De nos jours, le vêtement comme marqueur identitaire a beaucoup évolué en termes de sens en comparaison aux deux époques précédemment citées. La tendance du prêt-à-porter, la mondialisation, les évolutions sociales et sociétales en font un langage, un moyen d’expression parmi tant d’autres. Certes, les stratégies d’imitation, de cohésion et de distinction sociale s’entremêlent continuellement. Mais la style vestimentaire n’est plus une question de privilège ou encore réservée à une élite.
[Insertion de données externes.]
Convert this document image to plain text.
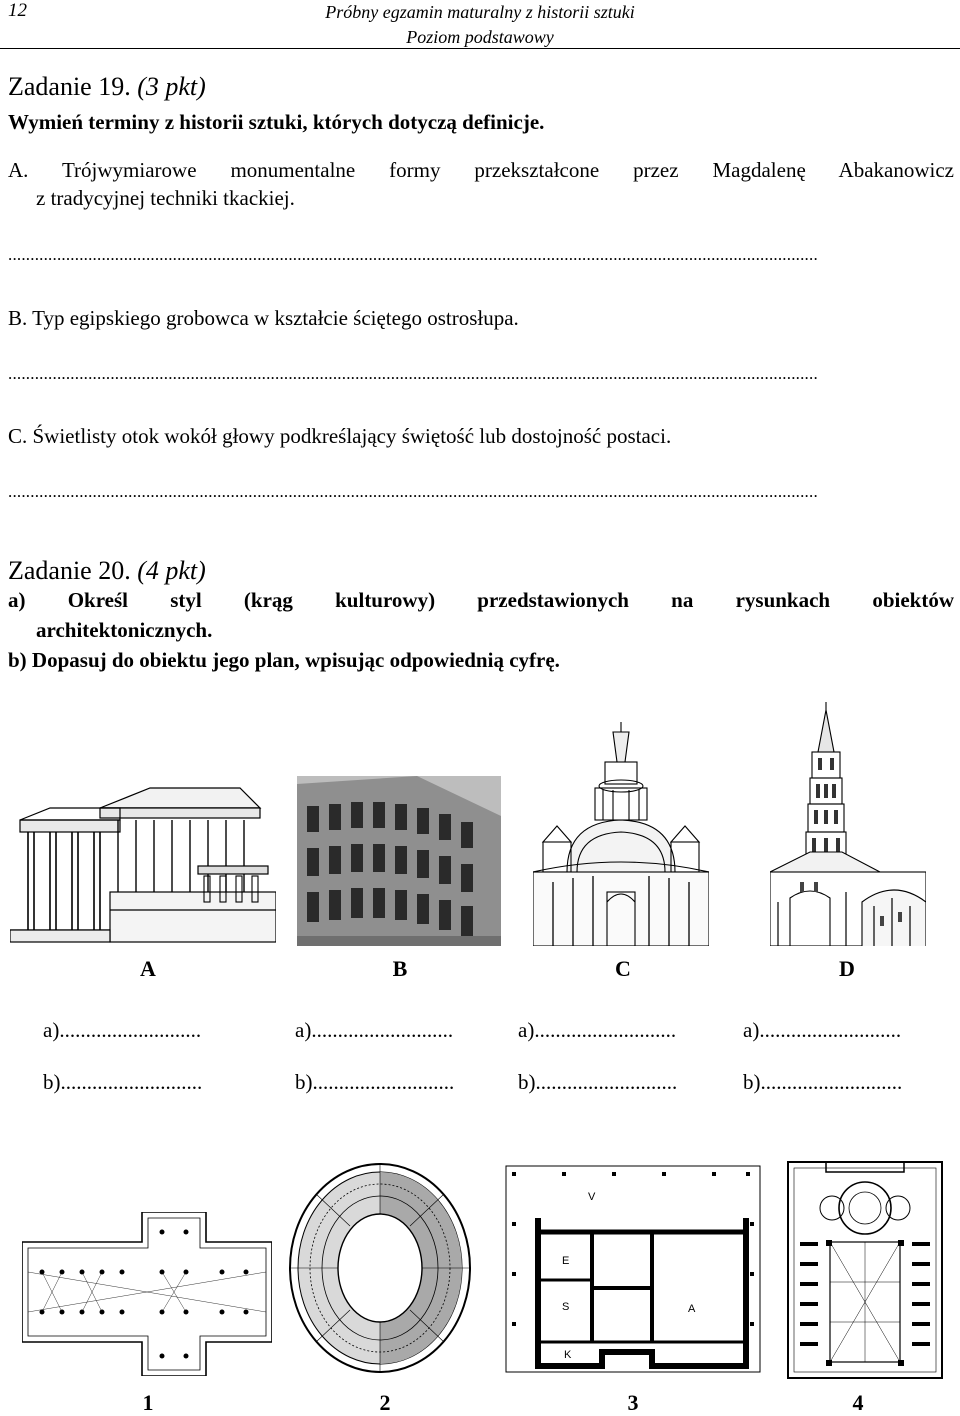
12	Próbny egzamin maturalny z historii sztuki
Poziom podstawowy
Zadanie 19. (3 pkt)
Wymień terminy z historii sztuki, których dotyczą definicje.
A. Trójwymiarowe monumentalne formy przekształcone przez Magdalenę Abakanowicz
z tradycyjnej techniki tkackiej.
......................................................................................................................................................................................
B. Typ egipskiego grobowca w kształcie ściętego ostrosłupa.
......................................................................................................................................................................................
C. Świetlisty otok wokół głowy podkreślający świętość lub dostojność postaci.
......................................................................................................................................................................................
Zadanie 20. (4 pkt)
a) Określ styl (krąg kulturowy) przedstawionych na rysunkach obiektów
architektonicznych.
b) Dopasuj do obiektu jego plan, wpisując odpowiednią cyfrę.
A	B	C	D
a)...........................	a)...........................	a)...........................	a)...........................
b)...........................	b)...........................	b)...........................	b)...........................
V
E
S	A
K
1	2	3	4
On ne se contente plus d’être dicté ou de porter ce qui nous est assigné : des nouvelles tendances et nouveaux styles émergent constamment. Parfois, on assiste même à des associations hybrides (c’est le cas du vintage, des motifs ethniques, etc.).
Bref, les individus ne sont plus seulement des agents (à porter ce qu’on leur propose), mais cherchent à être acteurs recomposant, en réinterprétant et en se réappropriant ce qui leur est offert sur le marché de la mode.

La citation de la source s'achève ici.